Il film: Locke

LockeIvan Locke, “faticatore” e padre di famiglia, nella notte molla tutto e va da Birmingham a Londra presso una tizia che, rimasta incinta per l’avventura di una notte, deve partorire.
Ecco un film (Ingh, ‘13) che riconcilia l’amore per il cinema. Girato solo ed esclusivamente all’interno dell’auto, mentre si compie il viaggio, fa capire cosa si può fare quando il regista ha la capacità di trasformare un assunto di per sé assolutamente anticinematografico, com’è questa assurda location, in puro linguaggio espressivo.
Non c’è nemmeno un flashback, che ci allontani da quell’abitacolo, ma tutta un’esistenza si sviluppa davanti ai nostri occhi; e soprattutto orecchi. Perché il protagonista passa tutto il tempo del tragitto, che quasi esattamente corrisponde agli 85 minuti della proiezione, al telefonino.
A tal proposito il regista, il geniale e tecnicamente mostruoso Steven Knight, anche ideatore e sceneggiatore del film, esplicita una nota assai interessante: «Il telefono trasforma il tempo trascorso da solo in un abitacolo di una macchina, in una prova di recitazione.

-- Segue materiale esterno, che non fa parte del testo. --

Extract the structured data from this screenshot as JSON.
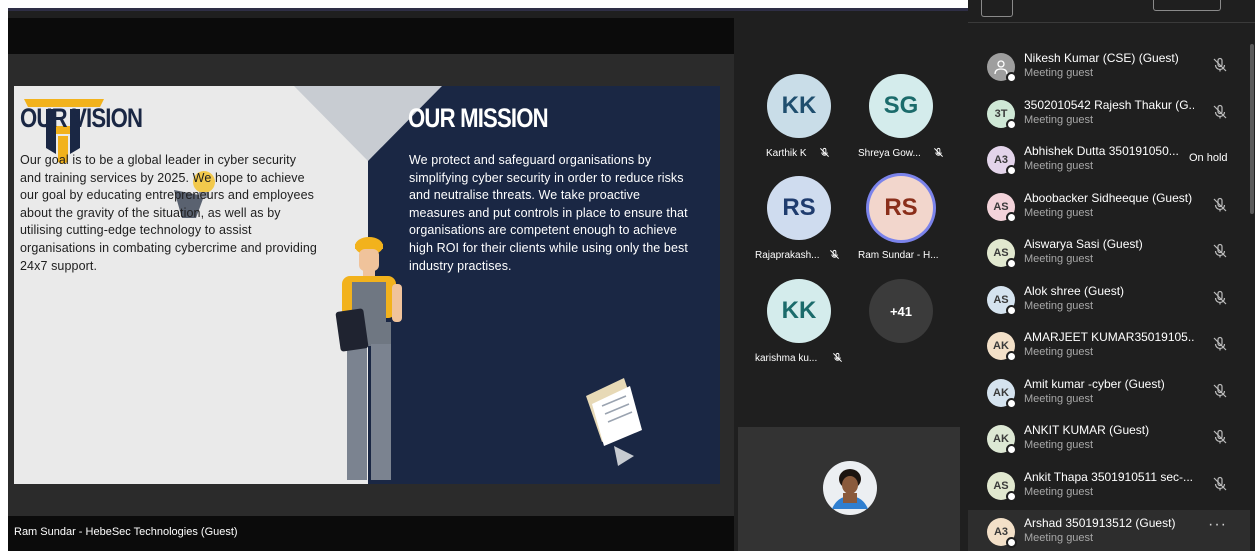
{
  "presenter": {
    "name": "Ram Sundar - HebeSec Technologies (Guest)"
  },
  "slide": {
    "vision_title": "OUR VISION",
    "vision_text": "Our goal is to be a global leader in cyber security and training services by 2025. We hope to achieve our goal by educating entrepreneurs and employees about the gravity of the situation, as well as by utilising cutting-edge technology to assist organisations in combating cybercrime and providing 24x7 support.",
    "mission_title": "OUR MISSION",
    "mission_text": "We protect and safeguard organisations by simplifying cyber security in order to reduce risks and neutralise threats. We take proactive measures and put controls in place to ensure that organisations are competent enough to achieve high ROI for their clients while using only the best industry practises.",
    "colors": {
      "navy": "#1a2744",
      "gold": "#f2b21c",
      "light": "#eaeaea"
    }
  },
  "tiles": [
    {
      "initials": "KK",
      "name": "Karthik K",
      "muted": true,
      "color": "#c9dde8",
      "text_color": "#1f4e6e"
    },
    {
      "initials": "SG",
      "name": "Shreya Gow...",
      "muted": true,
      "color": "#d4ecec",
      "text_color": "#1b6b6b"
    },
    {
      "initials": "RS",
      "name": "Rajaprakash...",
      "muted": true,
      "color": "#cfdcef",
      "text_color": "#1f3c6e"
    },
    {
      "initials": "RS",
      "name": "Ram Sundar - H...",
      "muted": false,
      "speaking": true,
      "color": "#f2d6cc",
      "text_color": "#8a2e1a"
    },
    {
      "initials": "KK",
      "name": "karishma ku...",
      "muted": true,
      "color": "#d4ecec",
      "text_color": "#1b6b6b"
    },
    {
      "initials": "+41",
      "name": "",
      "overflow": true,
      "color": "#3b3b3b",
      "text_color": "#ffffff"
    }
  ],
  "participants": [
    {
      "initials": "",
      "icon": "person-icon",
      "name": "Nikesh Kumar (CSE) (Guest)",
      "sub": "Meeting guest",
      "status": "muted",
      "color": "#9e9e9e"
    },
    {
      "initials": "3T",
      "name": "3502010542 Rajesh Thakur (G...",
      "sub": "Meeting guest",
      "status": "muted",
      "color": "#cfe8d6"
    },
    {
      "initials": "A3",
      "name": "Abhishek Dutta 350191050...",
      "sub": "Meeting guest",
      "status": "hold",
      "hold_text": "On hold",
      "color": "#e3d4ea"
    },
    {
      "initials": "AS",
      "name": "Aboobacker Sidheeque (Guest)",
      "sub": "Meeting guest",
      "status": "muted",
      "color": "#f3d3da"
    },
    {
      "initials": "AS",
      "name": "Aiswarya Sasi (Guest)",
      "sub": "Meeting guest",
      "status": "muted",
      "color": "#e1e8cf"
    },
    {
      "initials": "AS",
      "name": "Alok shree (Guest)",
      "sub": "Meeting guest",
      "status": "muted",
      "color": "#d5e3ef"
    },
    {
      "initials": "AK",
      "name": "AMARJEET KUMAR35019105...",
      "sub": "Meeting guest",
      "status": "muted",
      "color": "#f3e0c8"
    },
    {
      "initials": "AK",
      "name": "Amit kumar -cyber (Guest)",
      "sub": "Meeting guest",
      "status": "muted",
      "color": "#d5e3ef"
    },
    {
      "initials": "AK",
      "name": "ANKIT KUMAR (Guest)",
      "sub": "Meeting guest",
      "status": "muted",
      "color": "#dde8d4"
    },
    {
      "initials": "AS",
      "name": "Ankit Thapa 3501910511 sec-...",
      "sub": "Meeting guest",
      "status": "muted",
      "color": "#e1e8cf"
    },
    {
      "initials": "A3",
      "name": "Arshad 3501913512 (Guest)",
      "sub": "Meeting guest",
      "status": "more",
      "more_text": "···",
      "color": "#f3e0c8"
    }
  ]
}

Ad ogni telefonata sei costretto a interpretare un ruolo, che ti definisce: marito, padre, amante, impiegato, datore di lavoro. Ti relazioni con chi è dall’altra parte del telefono,e quella relazione ti definisce il tempo».

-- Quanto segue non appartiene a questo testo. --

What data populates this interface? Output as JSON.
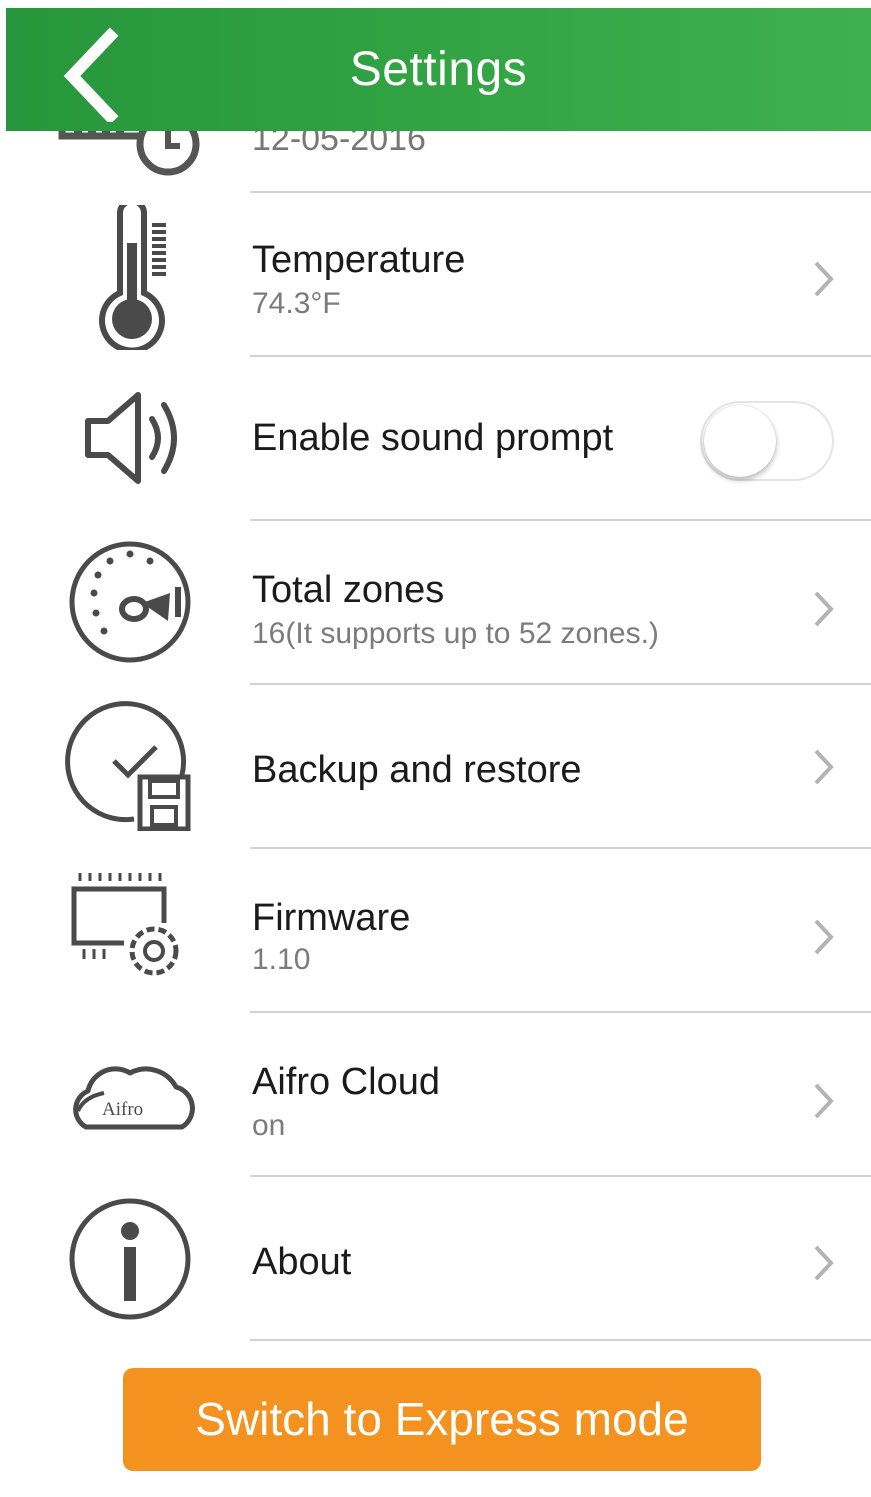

Ecco svelato l’arcano delle chiave drammaturgica che ha impresso all’insieme uno scorrere che ci cattura.
L’”andare verso”, esprime una tensione di cui già vediamo caricato il protagonista, che investe, per prima cosa, il suo più immediato collaboratore di una responsabilità professionale assai gravosa  da espletare la mattina successiva.
Pur essendo stato in grado di organizzarla alla meglio, egli sarà licenziato: ma non se ne cura, avendolo già quasi messo in conto. Egli va dalla compagna di una notte, donnetta flebile e insicura, e di cui non è nemmeno innamorato, perché egli stesso è un figlio di un padre che l’ha abbandonato.

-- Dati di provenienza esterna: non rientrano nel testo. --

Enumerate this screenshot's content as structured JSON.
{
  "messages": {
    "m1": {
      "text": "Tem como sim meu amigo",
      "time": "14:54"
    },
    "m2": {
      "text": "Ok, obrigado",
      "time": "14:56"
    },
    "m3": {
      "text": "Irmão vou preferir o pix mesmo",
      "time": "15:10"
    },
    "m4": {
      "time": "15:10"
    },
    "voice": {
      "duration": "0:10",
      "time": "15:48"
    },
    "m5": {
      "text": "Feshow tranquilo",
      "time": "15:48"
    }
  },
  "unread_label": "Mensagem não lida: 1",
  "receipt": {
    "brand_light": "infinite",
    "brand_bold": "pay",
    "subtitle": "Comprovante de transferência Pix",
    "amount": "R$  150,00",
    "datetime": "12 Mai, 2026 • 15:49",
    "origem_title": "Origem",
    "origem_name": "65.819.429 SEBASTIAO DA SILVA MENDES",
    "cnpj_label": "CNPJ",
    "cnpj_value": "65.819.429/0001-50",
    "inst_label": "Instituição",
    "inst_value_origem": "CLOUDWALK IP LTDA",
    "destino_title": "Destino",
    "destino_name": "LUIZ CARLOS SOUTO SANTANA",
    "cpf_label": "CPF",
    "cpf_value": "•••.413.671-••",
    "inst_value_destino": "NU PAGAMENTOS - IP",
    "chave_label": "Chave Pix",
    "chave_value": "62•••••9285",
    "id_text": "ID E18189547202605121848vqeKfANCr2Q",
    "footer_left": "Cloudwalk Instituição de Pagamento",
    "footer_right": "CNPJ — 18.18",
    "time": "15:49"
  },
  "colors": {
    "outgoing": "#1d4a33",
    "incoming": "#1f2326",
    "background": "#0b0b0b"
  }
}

Ed è questa ossessione, di non voler abbandonare quella creatura ora nascente, e di cui si sente assolutamente responsabile, che lo spinge a comportarsi  con questa irruenza decisionistica e anche autolesionista, rispetto al lavoro. Ma anche rispetto alla famiglia, e per cui la moglie, ferita dalla relazione venuta a galla, e rifiutandosi di dare ascolto alle motivazioni profonde del marito, sempre e solo per telefono, lo caccia di casa.
Mentre per il resto è un tipo affidabile, meticoloso e preciso fino alla pignoleria, nella vita come nel lavoro, soprattutto: ma è proprio quest’attitudine che lo trarrà fuori da una grave difficoltà che stava incontrando nell’operazione.
Egli è anche in grado di comprendere le psicologie altrui: ha la fiducia degli altri, perché sa motivare la loro fiducia. Come quella del suo vice, che, aiutato a vincere sconforto e sfiducia in sé, porterà a termine il compito.
Locke appartiene alla workingclass: si comprende dalla solidità, immediatezza pratica del suo porsi; come anche del suo vestire. Viaggia in Bmw: ma perché è uno che lavorando duramente ha raggiunto posizione sociale e benessere.
Vuole restare fedele a se stesso; vuole sviluppare in positivo la sofferenza del suo mancato rapporto col padre.
Su questo registro un’altra nota dell’autore: «La solitudine che si ha dentro la macchina quando si guida da soli  (è) (…) tutta particolare. (…) La gente in macchina parla da sola. Sei solo a modo tuo». Perché è un serrato e violento colloquio che Locke ha con se stesso e col padre che gli è mancato, verso cui esprime rabbia, ma anche tenerezza e rimpianto, in un amalgama di sentimenti assai confuso, bruciante e doloroso.
È ovvio che solo un grande attore poteva reggere questa prova: Tom Hardy è semplicemente superbo. L’abbiamo visto come impressionante Banenel di Cavaliere Oscuro-Il ritorno di Ch. Nolan.
Di grande supporto artistico è la fotografia, di Haris Zambarloukos: l’aggressività cangiante delle luci e luccichii della notte dà il senso della mobilità: non solo esteriore, ma interiore. Sottolineano la sua estrema difficoltà esistenziale.
Così la montatrice Justine Wright è diabolicamente abile, nell’assecondare i vari crescendo emotivi, con leggeri, rapidi, ma costanti e attenti tocchi visualiche enfatizzano il senso narrativo.